Paul Simon, front right, performed with members of Ladysmith Black Mambazo for the first time in several years during a tribute at the Warner Theater in Washington on May 23, 2007.

Paul Simon, front right, performed with members of Ladysmith Black Mambazo for the first time in several years during a tribute at the Warner Theater in Washington on May 23, 2007.

Credit:

Jason Reed/Reuters

This year marks the 30th anniversary of Paul Simon's album “Graceland.” And its musical, cultural and political significance is worth noting.

As a lyricist, Simon was always telling stories. His 1986 release was no different. There was “You Can Call Me Al,” a song about a man in a midlife crisis. And the title track begins “the Mississippi Delta was shining like a National guitar.”

But what made “Graceland” different was its sound. To an American audience, the music was new, fresh and unfamiliar. At the time, Simon was influenced by South African music, specifically the album “Gumboots: Accordion Jive Hits, Volume II.” According to Georges Collinet, host of the PRI music show Afropop Worldwide, the album raised Simon’s ear "and he said, 'Wow, I want to work with something like that.'"

Simon recorded the album in Johannesburg, South Africa, with local musicians, including the a cappella group Ladysmith Black Mambazo.

This was in the midst of the anti-apartheid struggle. On the one hand, Simon ignored the calls to boycott the apartheid regime and went to South Africa, spending money in the country.
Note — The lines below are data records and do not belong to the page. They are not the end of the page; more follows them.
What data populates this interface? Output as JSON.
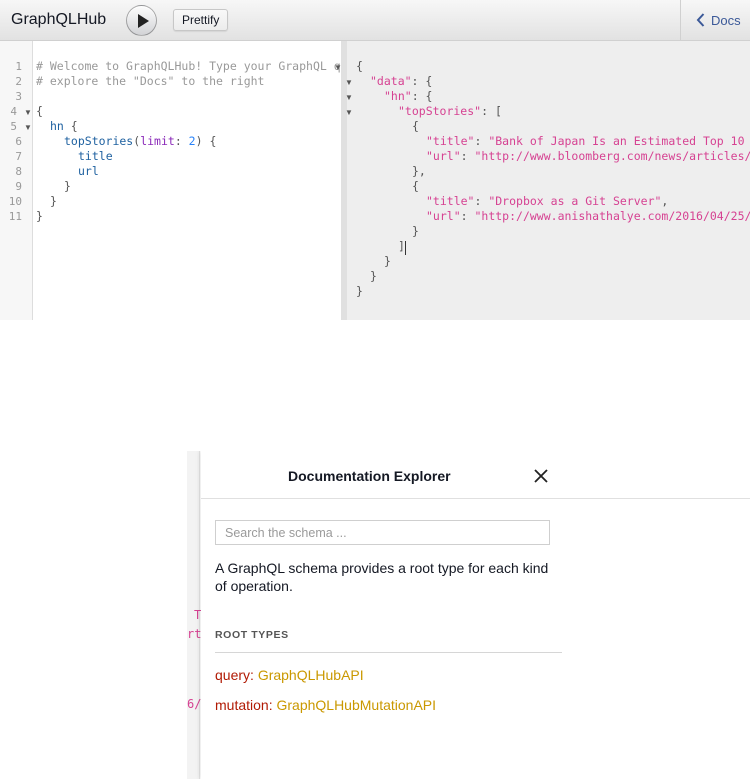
{
  "toolbar": {
    "title": "GraphQLHub",
    "prettify_label": "Prettify",
    "docs_label": "Docs"
  },
  "query_editor": {
    "line_numbers": [
      "1",
      "2",
      "3",
      "4",
      "5",
      "6",
      "7",
      "8",
      "9",
      "10",
      "11"
    ],
    "lines": {
      "l1": "# Welcome to GraphQLHub! Type your GraphQL q",
      "l2": "# explore the \"Docs\" to the right",
      "l4_brace": "{",
      "l5_field": "hn",
      "l5_brace": " {",
      "l6_field": "topStories",
      "l6_paren_open": "(",
      "l6_arg": "limit",
      "l6_colon": ": ",
      "l6_num": "2",
      "l6_close": ") {",
      "l7_field": "title",
      "l8_field": "url",
      "l9_brace": "}",
      "l10_brace": "}",
      "l11_brace": "}"
    }
  },
  "result_viewer": {
    "r1": "{",
    "r2_key": "\"data\"",
    "r2_rest": ": {",
    "r3_key": "\"hn\"",
    "r3_rest": ": {",
    "r4_key": "\"topStories\"",
    "r4_rest": ": [",
    "r5": "{",
    "r6_key": "\"title\"",
    "r6_sep": ": ",
    "r6_val": "\"Bank of Japan Is an Estimated Top 10",
    "r7_key": "\"url\"",
    "r7_sep": ": ",
    "r7_val": "\"http://www.bloomberg.com/news/articles/",
    "r8": "},",
    "r9": "{",
    "r10_key": "\"title\"",
    "r10_sep": ": ",
    "r10_val": "\"Dropbox as a Git Server\"",
    "r10_comma": ",",
    "r11_key": "\"url\"",
    "r11_sep": ": ",
    "r11_val": "\"http://www.anishathalye.com/2016/04/25/",
    "r12": "}",
    "r13": "]",
    "r14": "}",
    "r15": "}",
    "r16": "}"
  },
  "doc_explorer": {
    "edge_fragments": [
      "T",
      "rt",
      "6/"
    ],
    "title": "Documentation Explorer",
    "search_placeholder": "Search the schema ...",
    "description": "A GraphQL schema provides a root type for each kind of operation.",
    "root_types_header": "ROOT TYPES",
    "root_types": [
      {
        "field": "query",
        "sep": ": ",
        "type": "GraphQLHubAPI"
      },
      {
        "field": "mutation",
        "sep": ": ",
        "type": "GraphQLHubMutationAPI"
      }
    ]
  },
  "colors": {
    "string": "#d64292",
    "keyword_field": "#1f61a0",
    "argument": "#8b2bb9",
    "number": "#2882f9",
    "comment": "#999999",
    "doc_field": "#b11a04",
    "doc_type": "#ca9800",
    "link": "#3b5998"
  },
  "icons": [
    "play-icon",
    "chevron-left-icon",
    "close-icon",
    "fold-arrow-icon"
  ]
}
But he also shined a spotlight on the injustices there.

Collinet was working in Paris for Voice of America at the time. Collinet, by the way, is a Cameroonian-American and followed South Africa's politics and music closely. When “Graceland” was released, Collinet admits that at first, he had “mixed feelings, but was more in favor of Paul Simon.” After all, Collinet says, Simon “was playing with black musicians” and “wrote a lot of these songs with South African musicians.”

In 1987, a year after the album came out, a bunch of globally obsessed music aficionados got together at a pub in London and came up with the phrase “world music.” Sure, it quickly became a marketing tool. But to a certain degree, Simon helped seduce Americans to sounds around the globe.

Collinet agrees: “Paul Simon opened American ears to music, to African music.”

And “Graceland” at 30 years old still holds up.

“Some of the songs are fantastic,” says Collinet. “As long as you remain close to the traditional, it’s beautiful.”